While all of these practices work, the diet
you use for the rest of your life shouldn’t
be restrictive and cause an unhealthy
relationship with food, nor one that is stable
one moment and unstable the next.
If you dream of a different life with
food and can’t wait to get off of a meal
plan, it usually means that meal plan is
unsustainable.
Our plan is based largely on the hunter-
gatherer philosophy, with a few exceptions:
Lean meats, seafood, fresh fruits and
vegetables, and foods that are high in
the essential nutrients such as vitamins,
minerals, photochemicals, fiber, omega-3
fatty acids, antioxidants, and more.
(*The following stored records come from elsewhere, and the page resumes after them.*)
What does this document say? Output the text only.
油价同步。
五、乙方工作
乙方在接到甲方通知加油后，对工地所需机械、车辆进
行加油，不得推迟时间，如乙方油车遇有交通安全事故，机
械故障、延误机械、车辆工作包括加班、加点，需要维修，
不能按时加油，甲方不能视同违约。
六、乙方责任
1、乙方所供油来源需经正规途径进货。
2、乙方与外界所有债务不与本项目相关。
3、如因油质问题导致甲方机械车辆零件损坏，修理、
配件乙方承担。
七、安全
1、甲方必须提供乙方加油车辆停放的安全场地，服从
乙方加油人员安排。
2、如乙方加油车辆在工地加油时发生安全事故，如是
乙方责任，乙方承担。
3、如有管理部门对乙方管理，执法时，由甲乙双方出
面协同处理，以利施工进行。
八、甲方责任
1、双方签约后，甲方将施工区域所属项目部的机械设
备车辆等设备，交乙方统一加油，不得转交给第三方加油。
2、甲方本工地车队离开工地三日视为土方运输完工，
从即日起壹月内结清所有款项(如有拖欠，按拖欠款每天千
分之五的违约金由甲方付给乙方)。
These
foods also happen to be low on the glycemic
index, which is the way foods are measured
by how they impact blood glucose levels,
and how they affect either weight gain or
loss.
I prefer to focus on foods that are also
low in body damaging trans-fats, sodium
and refined sugars.
For those looking to pack on mass, you
can add some dairy, potatoes, and rice in
with fresh vegetables and fruits
NUTRITION
[N]
Grain-fed dairy animals will not offer the
ideal Omega-3 profile. Heavy cream, but-
ter, and ghee are not a problem. Occasional
consumption of fermented dairy options
such as cheese and yogurt is acceptable.